Laporan Wartawan Tribunnews.com, Vincentius Jyestha
TRIBUNNEWS.COM, JAKARTA - Sekretaris Jenderal Aliansi Masyarakat Adat Nusantara (AMAN) Rukka Sombolinggi meminta DPR RI untuk mencermati draft RUU Masyarakat Hukum Adat yang disebutnya belum menjawab sejumlah persoalan terkait masyarakat adat.
Diketahui, delapan fraksi di DPR RI telah sepakat terkait harmonisasi draf Rancangan Undang-Undang Masyarakat Hukum Adat dalam rapat Badan Legislasi (Baleg) di Kompleks Parlemen, Senayan, Jakarta, Jumat (4/9).
"Draft RUU Masyarakat Hukum Adat yang ada saat ini perlu dicermati, karena belum menjawab persoalan-persoalan, bahkan berbahaya bagi keberadaan masyarakat adat. Contohnya pengaturan tentang evaluasi masyarakat adat," ujar Rukka, ketika dihubungi Tribunnews.com, Sabtu (12/9/2020).

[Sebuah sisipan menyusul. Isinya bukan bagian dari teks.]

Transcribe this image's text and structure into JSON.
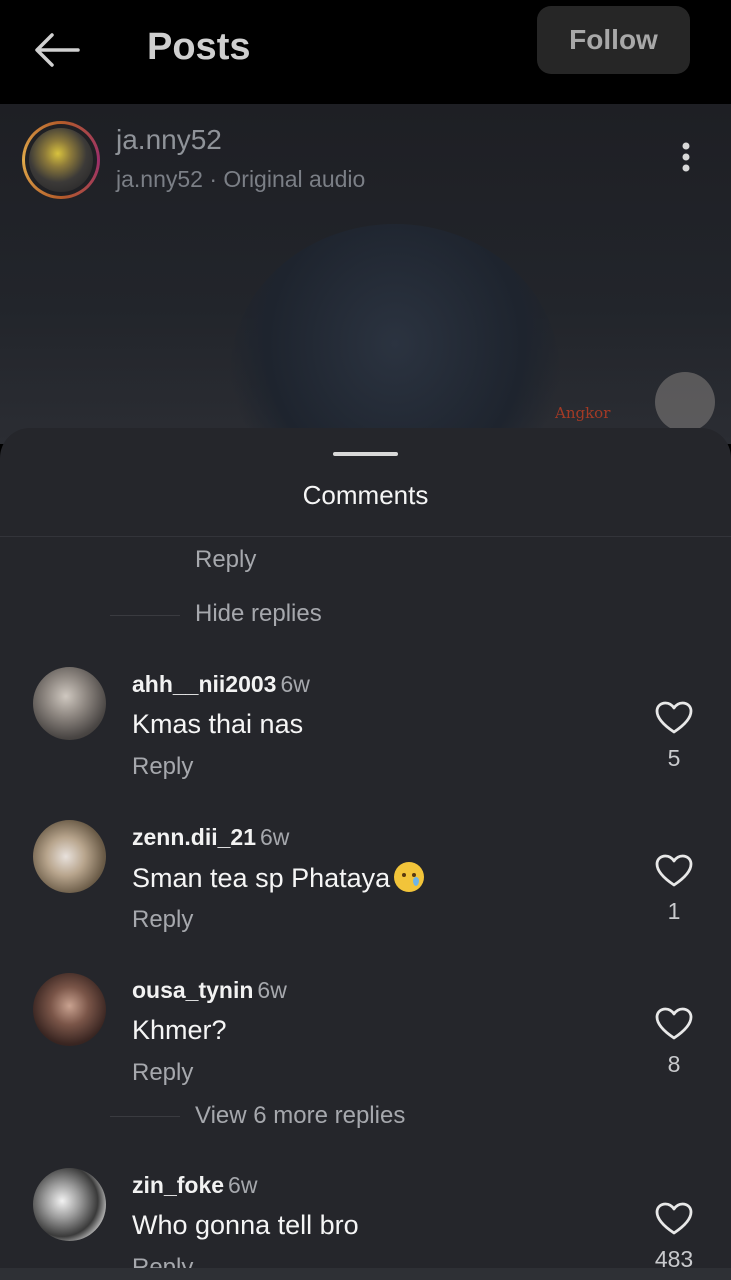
{
  "header": {
    "title": "Posts",
    "follow_label": "Follow"
  },
  "post": {
    "author_username": "ja.nny52",
    "author_subtitle": "ja.nny52 · Original audio",
    "background_sign_text": "Angkor"
  },
  "comments_sheet": {
    "title": "Comments",
    "partial_reply_label": "Reply",
    "hide_replies_label": "Hide replies",
    "view_more_label": "View 6 more replies",
    "items": [
      {
        "username": "ahh__nii2003",
        "time": "6w",
        "text": "Kmas thai nas",
        "reply_label": "Reply",
        "likes": "5"
      },
      {
        "username": "zenn.dii_21",
        "time": "6w",
        "text": "Sman tea sp Phataya",
        "emoji": "crying-face",
        "reply_label": "Reply",
        "likes": "1"
      },
      {
        "username": "ousa_tynin",
        "time": "6w",
        "text": "Khmer?",
        "reply_label": "Reply",
        "likes": "8"
      },
      {
        "username": "zin_foke",
        "time": "6w",
        "text": "Who gonna tell bro",
        "reply_label": "Reply",
        "likes": "483"
      }
    ]
  },
  "colors": {
    "sheet_bg": "#25262b",
    "topbar_bg": "#000000",
    "follow_bg": "#262626",
    "muted_text": "#a6a8ad"
  }
}
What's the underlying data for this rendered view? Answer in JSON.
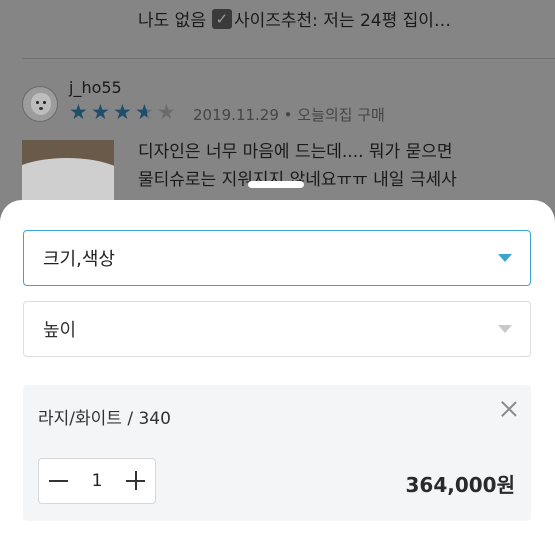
{
  "review_background": {
    "prev_review_text": "나도 없음",
    "prev_review_check": "✓",
    "prev_review_text2": "사이즈추천:  저는 24평 집이…",
    "username": "j_ho55",
    "rating": 3.5,
    "date": "2019.11.29 • 오늘의집 구매",
    "review_line1": "디자인은 너무 마음에 드는데.... 뭐가 묻으면",
    "review_line2": "물티슈로는 지워지지 않네요ㅠㅠ 내일 극세사"
  },
  "option_sheet": {
    "select1_label": "크기,색상",
    "select2_label": "높이",
    "selected_option": {
      "name": "라지/화이트 / 340",
      "quantity": "1",
      "price": "364,000원"
    }
  },
  "colors": {
    "accent": "#3aa6d0",
    "star": "#1f4e6a"
  }
}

Rukka mengatakan pengaturan soal evaluasi masyarakat adat justru bertentangan dengan Undang-Undang Dasar yang mengakui keberadaan masyarakat adat.
Baca: Komnas HAM Dorong RUU Masyarakat Hukum Adat Segera Dibahas dan Disahkan DPR
Baca: Demokrat: RUU Masyarakat Hukum Adat Jadi Hadiah Selama 75 Tahun RI Merdeka
Dia menjelaskan bahwa masyarakat adat punya asal-usul, sudah ada sebelum negara ini ada, tidak dibentuk oleh negara. Dan pasal-pasal evaluasi dapat menjadi alat untuk menghapus status masyarakat adat berikut dengan hak-haknya.
"RUU sepertinya ketika dibuat ternyata sudah punya niat untuk menghapus. Pasal tentang evaluasi masyarakat adat itu sangat tidak tepat, bahkan berbahaya," kata dia.
Selain itu, Rukka menyebut salah satu letak persoalan masyarakat adat selama ini adalah sektoralisme dalam pemerintahan. Dimana kementerian-kementerian tidak saling mendengar, tidak saling berbicara sehingga tidak ada sinkronisasi, apalagi koordinasi.
"Masyarakat adat jadi korban sektoralisme. Masyarakat adat seperti bola, yang dipingpong kesana kemari. Seperti terperangkap dalam rumah besar, tidak ada pintu, tidak ada jendela. Tidak ada pilihan," ungkap Rukka.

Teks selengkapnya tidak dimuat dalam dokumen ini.